Rapidly operationalize customer sales engagement

“We accomplished a year’s worth of work in three-months time.” —Senior Director, Customer Experience Centers

Shortly after acquisition, a Silicon-valley software company was given a clear directive: grow sales—fast. Much of the burden fell to a sales support team that engages customers through identifying key issues and co-creating roadmaps for solving them in a highly-customized workshop setting. These human-centered CXCs (short for customer experience centers) had a promising record—consistently shortening the sales cycle and increasing the value of the sale by up to 30%.

The challenge was to quickly operationalize the CXC program within the company, integrate it into the acquiring company’s Sales Operations and grow from delivering 30 CXCs/year to 180/year with a small CXC team who had been working together for less than a year.
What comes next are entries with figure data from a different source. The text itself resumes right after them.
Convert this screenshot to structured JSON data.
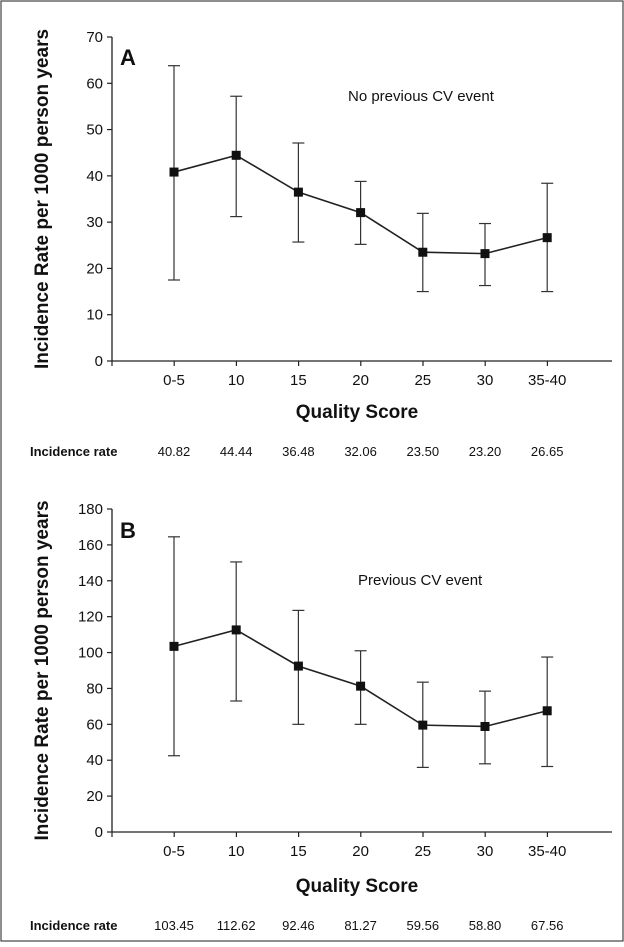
{
  "chart_data": [
    {
      "type": "line",
      "panel_letter": "A",
      "annotation": "No previous CV event",
      "xlabel": "Quality Score",
      "ylabel": "Incidence Rate per 1000 person years",
      "categories": [
        "0-5",
        "10",
        "15",
        "20",
        "25",
        "30",
        "35-40"
      ],
      "ylim": [
        0,
        70
      ],
      "yticks": [
        0,
        10,
        20,
        30,
        40,
        50,
        60,
        70
      ],
      "series": [
        {
          "values": [
            40.82,
            44.44,
            36.48,
            32.06,
            23.5,
            23.2,
            26.65
          ],
          "lower": [
            17.5,
            31.2,
            25.7,
            25.2,
            15.0,
            16.3,
            15.0
          ],
          "upper": [
            63.8,
            57.2,
            47.1,
            38.8,
            31.9,
            29.7,
            38.4
          ]
        }
      ],
      "incidence_label": "Incidence rate",
      "incidence_values": [
        "40.82",
        "44.44",
        "36.48",
        "32.06",
        "23.50",
        "23.20",
        "26.65"
      ]
    },
    {
      "type": "line",
      "panel_letter": "B",
      "annotation": "Previous CV event",
      "xlabel": "Quality Score",
      "ylabel": "Incidence Rate per 1000 person years",
      "categories": [
        "0-5",
        "10",
        "15",
        "20",
        "25",
        "30",
        "35-40"
      ],
      "ylim": [
        0,
        180
      ],
      "yticks": [
        0,
        20,
        40,
        60,
        80,
        100,
        120,
        140,
        160,
        180
      ],
      "series": [
        {
          "values": [
            103.45,
            112.62,
            92.46,
            81.27,
            59.56,
            58.8,
            67.56
          ],
          "lower": [
            42.5,
            73.0,
            60.0,
            60.0,
            36.0,
            38.0,
            36.5
          ],
          "upper": [
            164.5,
            150.5,
            123.5,
            101.0,
            83.5,
            78.5,
            97.5
          ]
        }
      ],
      "incidence_label": "Incidence rate",
      "incidence_values": [
        "103.45",
        "112.62",
        "92.46",
        "81.27",
        "59.56",
        "58.80",
        "67.56"
      ]
    }
  ]
}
With time short, we launched several work streams simultaneously. First, we focused on defining, refining, and documenting our client’s high-touch approach into a streamlined, scalable process. We also began crafting an engagement strategy and communications tools to build awareness and drive demand for the service. This included developing a strategy for integrating CXCs into the mother company and leveraging its global reach. Finally, we developed on-boarding materials, reporting tools, and a metrics-based approach to evaluating and prioritizing CXC candidates.

At the end of three months, the team delivered:

  • Complete process documentation (including roles and responsibilities)
  • A detailed CXC process map (and accompanying simplified customer-facing version)
  • A CXC playbook describing the approach, methods, benefits, and SLAs involved in delivering CXCs
  • An introduction to the CXC presentation and engagement plan to build awareness and drive demand for CXCs among the sales teams
  • A reporting dashboard and metrics-based evaluation tool to review and prioritize CXC opportunities
  • A model for enabling adoption at global CXCs. (including model for building capacity)

The project was not without challenges. Deadline pressures, shifting priorities, lack of clearly defined roles and different working styles created an environment in which alignment and trust were not well-established. To compensate, Territory worked onsite in highly-focused, sprint-like workshops to gather information, gain consensus and quickly validate assumptions. Work-in-progress was kept visible on the walls in “war room” fashion and available for easy review. Additionally, deliverables in development were also accessible through an online progress dashboard. Weekly all-team reviews kept the team aware of progress, but required individual initiative to ensure in-depth reviews.

Despite the pressure and ambiguity, the team forged ahead successfully. By the end of the engagement, the CXC team had already increased the volume of the CXC pipeline by 400% and were well on their way to meeting their global target.